Ganz im Gegenteil. Die gesonderte Betrachtung für Männer und Frauen macht eine individuell massgeschneiderte Therapie überhaupt erst möglich. Die Unterteilung in Mann und Frau ist ein erster Schritt der personalisierten Medizin, danach kann man spezifisch für Männer und Frauen versuchen, die Therapie weiter zu individualisieren. Die männlichen und weiblichen Hormone spielen schliesslich eine ebenso wichtige Rolle für Krankheiten wie die Gene, und in der personalisierten Medizin geht es nur um letztere. Zu sagen, eine geschlechtsspezifische Betrachtung würde durch individualisierte Therapien überflüssig, ist, als würde man sagen, es würden dadurch medizinische Fachrichtungen wie Kinderheilkunde oder Altersheilkunde überflüssig.

Inwiefern ist geschlechtsspezifisches Denken schon in den Köpfen praktizierender Ärzte angekommen?

Wahrscheinlich noch eher wenig. Mittlerweile hat die Gendermedizin vor allem in Österreich und Deutschland an diversen Universitäten Einzug gehalten, jedoch meist nur in Form freiwilliger Module oder Ringveranstaltungen, ohne Prüfungen oder Ähnlichem. Entsprechend kommen nur wenige, besonders interessierte Medizinstudenten. Möchte man die angehenden Ärzte wirklich für geschlechtsspezifische Themen sensibilisieren, müssten diese Vorlesungen Teil des normalen Curriculums werden.

Warum ist man sich denn so sicher, dass sich die genderspezifische Forschung überhaupt lohnt?

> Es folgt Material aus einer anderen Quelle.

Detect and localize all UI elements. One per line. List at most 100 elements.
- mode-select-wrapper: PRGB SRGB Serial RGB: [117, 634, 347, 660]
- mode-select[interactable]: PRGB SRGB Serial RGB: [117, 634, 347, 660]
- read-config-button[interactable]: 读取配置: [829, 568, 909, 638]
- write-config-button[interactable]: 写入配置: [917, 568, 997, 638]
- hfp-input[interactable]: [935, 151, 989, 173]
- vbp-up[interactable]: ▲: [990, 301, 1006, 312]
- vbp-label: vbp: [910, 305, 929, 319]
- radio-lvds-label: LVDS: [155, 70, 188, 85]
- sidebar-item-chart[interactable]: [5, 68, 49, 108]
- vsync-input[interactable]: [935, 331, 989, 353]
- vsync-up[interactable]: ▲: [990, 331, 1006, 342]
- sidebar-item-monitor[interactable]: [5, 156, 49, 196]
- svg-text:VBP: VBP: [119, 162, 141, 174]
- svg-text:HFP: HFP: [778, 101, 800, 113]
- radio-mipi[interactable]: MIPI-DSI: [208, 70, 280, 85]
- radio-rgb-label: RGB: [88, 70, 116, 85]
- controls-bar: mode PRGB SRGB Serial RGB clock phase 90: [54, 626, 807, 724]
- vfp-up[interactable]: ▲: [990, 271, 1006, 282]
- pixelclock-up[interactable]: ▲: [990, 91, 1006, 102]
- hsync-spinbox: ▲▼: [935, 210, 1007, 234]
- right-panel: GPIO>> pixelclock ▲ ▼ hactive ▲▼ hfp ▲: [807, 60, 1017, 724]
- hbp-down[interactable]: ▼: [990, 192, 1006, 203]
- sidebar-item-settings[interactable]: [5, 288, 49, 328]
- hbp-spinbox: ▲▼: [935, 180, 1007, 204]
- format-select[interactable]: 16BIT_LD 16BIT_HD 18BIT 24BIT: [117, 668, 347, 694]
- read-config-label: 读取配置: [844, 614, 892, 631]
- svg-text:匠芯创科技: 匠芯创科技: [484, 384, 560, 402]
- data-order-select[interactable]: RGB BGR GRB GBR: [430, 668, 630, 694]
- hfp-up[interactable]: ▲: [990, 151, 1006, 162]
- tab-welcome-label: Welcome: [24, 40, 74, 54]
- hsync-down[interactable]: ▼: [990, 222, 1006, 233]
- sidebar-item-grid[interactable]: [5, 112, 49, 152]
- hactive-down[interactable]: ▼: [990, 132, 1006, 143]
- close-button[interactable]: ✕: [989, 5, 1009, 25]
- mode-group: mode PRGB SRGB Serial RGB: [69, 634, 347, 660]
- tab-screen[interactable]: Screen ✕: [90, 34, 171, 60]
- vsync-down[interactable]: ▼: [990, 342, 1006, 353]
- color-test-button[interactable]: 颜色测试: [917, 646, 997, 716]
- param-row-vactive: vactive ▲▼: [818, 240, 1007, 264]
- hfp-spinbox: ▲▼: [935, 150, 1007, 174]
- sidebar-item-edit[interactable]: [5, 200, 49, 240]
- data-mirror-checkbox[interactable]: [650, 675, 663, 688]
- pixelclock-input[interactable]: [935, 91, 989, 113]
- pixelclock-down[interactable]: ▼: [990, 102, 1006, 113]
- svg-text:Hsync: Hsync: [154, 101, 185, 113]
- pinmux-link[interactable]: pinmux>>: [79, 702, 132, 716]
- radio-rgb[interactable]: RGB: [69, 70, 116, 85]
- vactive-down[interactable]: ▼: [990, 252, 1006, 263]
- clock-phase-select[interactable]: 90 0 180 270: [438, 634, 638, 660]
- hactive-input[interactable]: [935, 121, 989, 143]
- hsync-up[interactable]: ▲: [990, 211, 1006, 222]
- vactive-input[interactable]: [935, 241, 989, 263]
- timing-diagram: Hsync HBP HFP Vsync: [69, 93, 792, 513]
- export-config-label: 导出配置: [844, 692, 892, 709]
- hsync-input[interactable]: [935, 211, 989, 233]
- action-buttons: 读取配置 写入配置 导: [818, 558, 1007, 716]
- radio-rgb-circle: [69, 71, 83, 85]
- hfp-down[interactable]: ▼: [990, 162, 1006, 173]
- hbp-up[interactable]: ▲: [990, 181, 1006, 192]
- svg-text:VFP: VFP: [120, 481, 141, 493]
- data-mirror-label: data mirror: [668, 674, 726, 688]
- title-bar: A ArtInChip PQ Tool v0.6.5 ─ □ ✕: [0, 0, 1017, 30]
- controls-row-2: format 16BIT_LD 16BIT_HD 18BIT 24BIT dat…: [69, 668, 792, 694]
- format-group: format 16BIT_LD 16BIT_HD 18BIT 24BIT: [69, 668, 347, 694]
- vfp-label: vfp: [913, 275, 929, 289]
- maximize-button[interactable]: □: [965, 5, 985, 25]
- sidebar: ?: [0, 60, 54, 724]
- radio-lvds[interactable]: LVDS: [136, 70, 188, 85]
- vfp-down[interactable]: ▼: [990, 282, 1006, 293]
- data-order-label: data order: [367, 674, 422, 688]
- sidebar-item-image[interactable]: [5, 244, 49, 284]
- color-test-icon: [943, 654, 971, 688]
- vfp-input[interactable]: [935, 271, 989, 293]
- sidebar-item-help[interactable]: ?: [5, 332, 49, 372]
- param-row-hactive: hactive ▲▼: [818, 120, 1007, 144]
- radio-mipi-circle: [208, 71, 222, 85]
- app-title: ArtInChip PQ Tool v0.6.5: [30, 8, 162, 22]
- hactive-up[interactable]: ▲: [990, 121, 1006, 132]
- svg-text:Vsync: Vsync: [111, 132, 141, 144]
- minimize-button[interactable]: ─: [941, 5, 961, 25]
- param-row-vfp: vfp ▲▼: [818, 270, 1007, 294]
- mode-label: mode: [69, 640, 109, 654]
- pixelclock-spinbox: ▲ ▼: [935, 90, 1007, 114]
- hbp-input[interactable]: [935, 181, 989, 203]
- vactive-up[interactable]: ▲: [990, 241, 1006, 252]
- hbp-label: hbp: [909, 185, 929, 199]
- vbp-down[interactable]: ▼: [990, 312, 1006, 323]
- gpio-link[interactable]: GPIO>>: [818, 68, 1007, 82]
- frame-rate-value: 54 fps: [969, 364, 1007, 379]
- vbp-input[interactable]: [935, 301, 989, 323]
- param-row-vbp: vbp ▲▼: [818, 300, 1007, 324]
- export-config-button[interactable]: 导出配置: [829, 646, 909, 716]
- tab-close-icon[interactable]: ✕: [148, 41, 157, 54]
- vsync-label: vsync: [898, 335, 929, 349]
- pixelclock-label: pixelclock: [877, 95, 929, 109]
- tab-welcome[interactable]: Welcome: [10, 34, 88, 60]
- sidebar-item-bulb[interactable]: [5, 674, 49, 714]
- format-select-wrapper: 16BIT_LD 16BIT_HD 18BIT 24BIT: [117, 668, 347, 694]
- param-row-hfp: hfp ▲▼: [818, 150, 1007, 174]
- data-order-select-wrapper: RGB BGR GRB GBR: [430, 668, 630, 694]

Weil es immer mehr Beispiele von Medikamenten gibt, wo in rückblickenden grossen Studien geschlechtsbezogene Unterschiede in Wirksamkeit und Nebenwirkungen auffielen. Das hätte man auch von Vornherein gesehen, hätte man die Analysen getrennt nach Mann und Frau gemacht. Ebenso wie ein Kind oder ein Greis nicht denselben Stoffwechsel wie ein 40-Jähriger haben und darum getrennt betrachtet werden muss, muss künftig dasselbe für Mann und Frau gelten.